El reconocimiento de estas comunidades, según la activista Mayra Díaz Torres del Colectivo Ilé, organización dedicada a erradicar el racismo, es imperativo para construir soluciones, levantar reclamos y maximizar las voces. 

“He visto este cortometraje muchas veces, y, cada vez que lo veo, me entristece ver que a estas alturas, después de la lucha de tantas mujeres por un mundo mejor y mayor equidad, tengamos que migrar, y no por placer”, subrayó Romelinda Grullón, quien fundó, hace 17 años, el Centro de la Mujer Dominicana en Puerto Rico (CMD). 

La directora del CMD aseguró que las inmigrantes dominicanas son expulsadas por las políticas económicas de su país, y sobreviven a la violencia laboral, xenofóbica, racial y de género al llegar a Puerto Rico.

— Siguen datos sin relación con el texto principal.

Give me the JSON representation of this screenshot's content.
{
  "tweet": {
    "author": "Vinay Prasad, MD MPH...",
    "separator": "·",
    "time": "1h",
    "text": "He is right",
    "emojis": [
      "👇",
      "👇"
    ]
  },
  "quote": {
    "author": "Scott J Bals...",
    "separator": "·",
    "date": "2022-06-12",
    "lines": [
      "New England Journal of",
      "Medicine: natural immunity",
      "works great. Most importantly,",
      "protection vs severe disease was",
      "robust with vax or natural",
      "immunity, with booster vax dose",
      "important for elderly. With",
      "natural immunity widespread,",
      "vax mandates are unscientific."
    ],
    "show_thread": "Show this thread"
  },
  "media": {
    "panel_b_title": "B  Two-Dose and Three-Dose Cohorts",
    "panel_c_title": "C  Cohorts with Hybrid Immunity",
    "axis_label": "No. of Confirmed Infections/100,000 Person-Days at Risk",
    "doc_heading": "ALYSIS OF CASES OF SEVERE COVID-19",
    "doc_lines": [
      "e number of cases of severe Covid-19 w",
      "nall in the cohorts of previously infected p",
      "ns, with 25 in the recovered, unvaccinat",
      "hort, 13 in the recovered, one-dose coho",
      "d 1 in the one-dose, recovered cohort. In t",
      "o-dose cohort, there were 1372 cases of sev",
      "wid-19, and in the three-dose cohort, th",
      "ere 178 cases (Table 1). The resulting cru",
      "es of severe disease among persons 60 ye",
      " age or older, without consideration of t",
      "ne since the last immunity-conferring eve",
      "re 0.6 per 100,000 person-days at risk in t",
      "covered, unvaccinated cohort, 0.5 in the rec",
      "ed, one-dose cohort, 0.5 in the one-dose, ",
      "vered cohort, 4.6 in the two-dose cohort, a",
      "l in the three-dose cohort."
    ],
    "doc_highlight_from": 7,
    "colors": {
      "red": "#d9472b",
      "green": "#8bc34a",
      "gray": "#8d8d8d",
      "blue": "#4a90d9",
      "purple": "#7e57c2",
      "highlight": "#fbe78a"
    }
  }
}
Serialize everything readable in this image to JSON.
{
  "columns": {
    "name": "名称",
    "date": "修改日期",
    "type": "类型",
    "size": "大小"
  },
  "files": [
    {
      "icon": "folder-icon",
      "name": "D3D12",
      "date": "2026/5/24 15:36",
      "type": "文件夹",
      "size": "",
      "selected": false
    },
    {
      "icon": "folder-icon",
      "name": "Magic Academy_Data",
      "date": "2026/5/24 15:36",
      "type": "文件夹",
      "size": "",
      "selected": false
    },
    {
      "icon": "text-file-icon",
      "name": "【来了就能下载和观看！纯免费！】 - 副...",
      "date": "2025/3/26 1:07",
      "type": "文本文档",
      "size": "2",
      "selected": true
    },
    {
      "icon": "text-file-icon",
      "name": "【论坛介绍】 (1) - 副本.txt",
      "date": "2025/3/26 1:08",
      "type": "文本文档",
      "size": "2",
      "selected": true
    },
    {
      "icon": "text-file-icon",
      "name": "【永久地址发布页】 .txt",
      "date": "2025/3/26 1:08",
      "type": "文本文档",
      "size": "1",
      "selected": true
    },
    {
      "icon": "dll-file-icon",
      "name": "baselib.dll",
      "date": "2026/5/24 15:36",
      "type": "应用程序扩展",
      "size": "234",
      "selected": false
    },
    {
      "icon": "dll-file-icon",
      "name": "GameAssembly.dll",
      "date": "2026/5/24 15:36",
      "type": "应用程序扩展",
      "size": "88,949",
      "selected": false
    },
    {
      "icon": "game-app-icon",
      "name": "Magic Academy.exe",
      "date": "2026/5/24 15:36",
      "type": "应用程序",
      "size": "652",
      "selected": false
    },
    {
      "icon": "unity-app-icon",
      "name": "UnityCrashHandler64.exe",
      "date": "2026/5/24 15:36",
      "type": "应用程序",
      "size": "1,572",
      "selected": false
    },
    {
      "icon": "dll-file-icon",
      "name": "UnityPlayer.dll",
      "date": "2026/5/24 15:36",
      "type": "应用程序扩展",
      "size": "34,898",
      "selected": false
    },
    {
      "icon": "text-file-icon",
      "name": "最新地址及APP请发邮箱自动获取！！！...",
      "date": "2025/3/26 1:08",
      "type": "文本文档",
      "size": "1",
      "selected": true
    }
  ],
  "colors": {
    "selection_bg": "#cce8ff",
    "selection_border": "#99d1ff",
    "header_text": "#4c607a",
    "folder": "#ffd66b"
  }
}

Asimismo, sostuvo que el perfil de las personas negras, en el archipiélago, se asocia a la comunidad dominicana, pues la mayoría de las personas puertorriqueñas no tienen presente su afrodescendencia. 

Díaz Torres puntualizó que el racismo y el origen de otras violencias se esconden en el lenguaje que se usa en el país, mediante expresiones como “la página negra” o “la nube negra”. Enfatizó, además, que estas agresiones se presentan, principalmente, en la cotidianidad de la mujer visiblemente afrocaribeña. 

“Vivimos en un país racista. Hay que apalabrarlo y entenderlo… Nuestra existencia, nuestros cabellos y nuestros cuerpos representan una amenaza en términos del imaginario sociopolítico del hombre blanco cisgénero. Representamos para el Estado, la sociedad y muchas comunidades un rompimiento de lo que es bello, ordenado y deseado”, destacó la representante del Colectivo Ilé. 

Warhol, de EspicyNipples, por su parte, estableció que la comunidad LGBTTQIA+ es invisible ante el Estado, situación que se exacerbó tras el paso del paso del huracán María. La ayuda negada por parte la Agencia Federal para el Manejo de Emergencias (FEMA, por sus siglas en inglés), debido a presuntas incongruencias en los documentos de identificación, y la falta de acceso a hormonas para su transformación física provocó que aumentara la emigración de mujeres y hombres trans. 

Por lo mismo, propuso que la lucha de visibilización ocurra con un discurso transfeminista, debido a que “las soluciones de la liberación no pueden estar ancladas en el binario”.

“No podemos recurrir a la defensa de las mujeres negando otras identidades, sino que nos toca ampliar esos discursos de integración”, señaló.

Reafirman identidad en el Censo 2020

A pesar de que considere que el censo es un instrumento impuesto por la situación colonial del país, la activista Díaz Torres planteó que es una “buena oportunidad” de reconocer y nombrar las identidades de la comunidad puertorriqueña. 

“Si ustedes ven las categorías del censo, no nos nombran. Vamos a nombrarnos. Si estamos hablando de palabra, transgresión y sobrevivencia, hay que decir: ‘Aquí estoy’”, enfatizó. 

Grullón, por otro lado, se refirió al temor que tiene la población dominicana de ser perseguida por las autoridades federales en el caso de que esta revisión poblacional revele el gran número de indocumentados que reside en Puerto Rico. La fundadora del CMD destacó que las políticas migratorias del presidente estadounidense Donald Trump han provocado mayor ansiedad y zozobra entre los dominicanos. 

Concluyeron que, pese a la violencia articulada y organizada del Estado, su postura es construir un país que incluya a todes en sus diversidades infinitas.